Dr. Keith Johnson, a Venice-based internist and pediatrician, says the Axcess formula of high-costs, high quality works because it combines top-tier equipment with top-tier personnel analyzing the results the machines generate. What doctors are looking for when referring patients to an imaging center, says Johnson, "is not only the quality of the picture, but the quality of the eyes reading the picture."

Life-saving technology

Count local entrepreneur and investment banker Cliff Wildes has one Axcess patient thrilled over Miley's business plan. Wildes, chairman and past chief executive of Kesselring Holding Corp., a publicly traded Sarasota-based restoration and construction firm, first met with Miley a few months ago in a business capacity. Miley, seeking more financing methods to continue growing Axcess, looked up Wildes, who has helped several small businesses go public.

As part of that first business meeting, Miley suggested Wildes get a heart scan, to see how the firm's technology really works. It was a life-altering - and possibly life-saving - suggestion.

Turns out Wildes, a reasonably fit 57-year-old who works out a few times a week and plays the occasional game of tennis, had more than a 90% blockage in one of his heart arteries. "I had no idea I was having these issues," says Wildes, "and neither did my doctor."

Wildes immediately made an appointment with a cardiologist, which led to him having a stent put in, a process that helped him avoid bypass surgery. While not yet in the medical clear, Miley says he's much better off today as a result of the Axcess test.

And while Wildes had already agreed to do some background work for Miley on financing and possibly taking Axcess Diagnostics public, he's now doubly sold. "I am his biggest champion," says Wildes. "The center saved my life."

An experience like that is why Miley doesn't flinch at the high cost of doing business.

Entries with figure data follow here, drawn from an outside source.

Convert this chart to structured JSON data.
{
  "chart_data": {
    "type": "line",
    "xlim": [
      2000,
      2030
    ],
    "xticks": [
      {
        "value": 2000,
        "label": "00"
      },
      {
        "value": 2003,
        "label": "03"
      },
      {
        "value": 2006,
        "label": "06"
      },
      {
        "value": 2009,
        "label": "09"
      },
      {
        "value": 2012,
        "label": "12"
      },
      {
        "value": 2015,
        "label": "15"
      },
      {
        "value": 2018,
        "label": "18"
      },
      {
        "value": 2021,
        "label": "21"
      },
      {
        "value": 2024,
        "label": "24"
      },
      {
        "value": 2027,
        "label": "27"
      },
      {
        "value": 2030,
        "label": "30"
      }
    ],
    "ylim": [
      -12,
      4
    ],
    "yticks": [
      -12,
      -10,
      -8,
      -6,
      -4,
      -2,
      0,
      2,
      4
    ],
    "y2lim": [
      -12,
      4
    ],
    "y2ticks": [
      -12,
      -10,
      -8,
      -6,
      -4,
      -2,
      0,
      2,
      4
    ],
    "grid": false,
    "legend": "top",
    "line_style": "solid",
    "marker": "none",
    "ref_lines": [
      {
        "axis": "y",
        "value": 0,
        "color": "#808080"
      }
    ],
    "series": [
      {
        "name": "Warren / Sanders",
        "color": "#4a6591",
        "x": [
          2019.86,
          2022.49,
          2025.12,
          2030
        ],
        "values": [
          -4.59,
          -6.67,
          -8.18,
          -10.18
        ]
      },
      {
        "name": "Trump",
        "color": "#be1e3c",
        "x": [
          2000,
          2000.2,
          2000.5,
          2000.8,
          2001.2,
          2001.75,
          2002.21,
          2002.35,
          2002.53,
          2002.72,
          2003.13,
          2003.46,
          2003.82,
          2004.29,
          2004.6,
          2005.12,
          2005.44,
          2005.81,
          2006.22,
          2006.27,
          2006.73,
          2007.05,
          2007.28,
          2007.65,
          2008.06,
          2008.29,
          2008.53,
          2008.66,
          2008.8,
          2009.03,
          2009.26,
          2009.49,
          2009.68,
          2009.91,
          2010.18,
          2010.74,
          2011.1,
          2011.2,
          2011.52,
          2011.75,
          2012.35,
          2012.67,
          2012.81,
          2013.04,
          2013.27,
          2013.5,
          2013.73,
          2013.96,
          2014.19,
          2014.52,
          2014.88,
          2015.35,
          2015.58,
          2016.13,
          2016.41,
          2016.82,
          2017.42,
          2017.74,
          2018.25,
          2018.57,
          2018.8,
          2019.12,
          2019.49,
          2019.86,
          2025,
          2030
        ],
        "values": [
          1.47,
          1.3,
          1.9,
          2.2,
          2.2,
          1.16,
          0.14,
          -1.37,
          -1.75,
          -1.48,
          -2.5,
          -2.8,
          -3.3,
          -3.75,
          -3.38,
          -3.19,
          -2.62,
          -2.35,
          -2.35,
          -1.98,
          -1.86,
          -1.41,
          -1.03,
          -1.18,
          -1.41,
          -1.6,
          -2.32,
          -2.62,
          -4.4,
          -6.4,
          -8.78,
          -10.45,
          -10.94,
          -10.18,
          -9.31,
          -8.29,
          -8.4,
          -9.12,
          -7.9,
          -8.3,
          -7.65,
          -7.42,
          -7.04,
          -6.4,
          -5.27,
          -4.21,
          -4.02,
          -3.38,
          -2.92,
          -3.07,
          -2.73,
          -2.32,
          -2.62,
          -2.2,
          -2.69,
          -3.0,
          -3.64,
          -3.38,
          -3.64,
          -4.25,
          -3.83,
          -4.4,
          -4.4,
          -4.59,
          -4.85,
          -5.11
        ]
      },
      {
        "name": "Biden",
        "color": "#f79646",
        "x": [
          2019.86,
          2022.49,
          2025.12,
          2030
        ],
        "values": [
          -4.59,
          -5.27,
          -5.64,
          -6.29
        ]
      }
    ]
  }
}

Says Miley, channeling one of the leaders in upscale shopping known for quality, but not necessarily price: "We want to be the Nordstroms of the industry."

The 'right eyes'

After five years of running Axcess, Miley says the company's second biggest challenge - behind navigating the nation's Byzantine health care and payment reimbursement system - is daily execution of the philosophy to excel at quality and speed philosophy.

While that could be true for dozens of other businesses, it's especially important for Miley, as Axcess essentially has two sets of distinct and discerning customers. First, there are the referring doctors, who are looking for medical quality, including the type of machine and the choice of doctor, and then there's the patients themselves, who are seeking some of the more subtle facets of medicine, such as being greeted properly and avoiding long waiting times.

To the first part, Axcess has spent in excess of $4 million the past few years on technology and now, overall, the company offers more than a dozen diagnostic imaging procedures, from standard MRIs to virtual colonoscopies to recently becoming one of the first medical imaging centers in the region to utilize a digital mammography system for detecting breast cancer.

It has also hired several nationally trained radiologists Miley says allow the company to have the "right eyes" look at the results generated by the technology. For example, Dr. Jamie Montilla, the medical director of the Sarasota office, formerly ran the PET/CT imaging department at the Walter Reed Army Medical Center, while Dr. James Ball, Jr., medical director of the Venice office, was previously chief of neuroradiology at the Florida Hospital Medical Center in Orlando.

What's more, in 2003 Miley opened a second Axcess branch in Bradenton, followed in 2006 by a third office in Sarasota, in a 9,000-square-foot building the company owns that now doubles as a corporate headquarters. More patient centers - Miley's considering opening a fourth location in North Port - allow the staff to excel in the speed arena.

Miley has also tried to be diligent on the customer service side of things. The Sarasota office, for example, is decorated more like a living room then a waiting room. It includes a combination of carpet and hardwood floors, as well as flat screen TVs playing a variety of happy-place shows, such as old Johnny Carson montages.

REVIEW SUMMARY

Industry. Health care

Business. Axcess Diagnostics, Sarasota

Key. Company strives to excel in speed and quality, while being adequate in cost.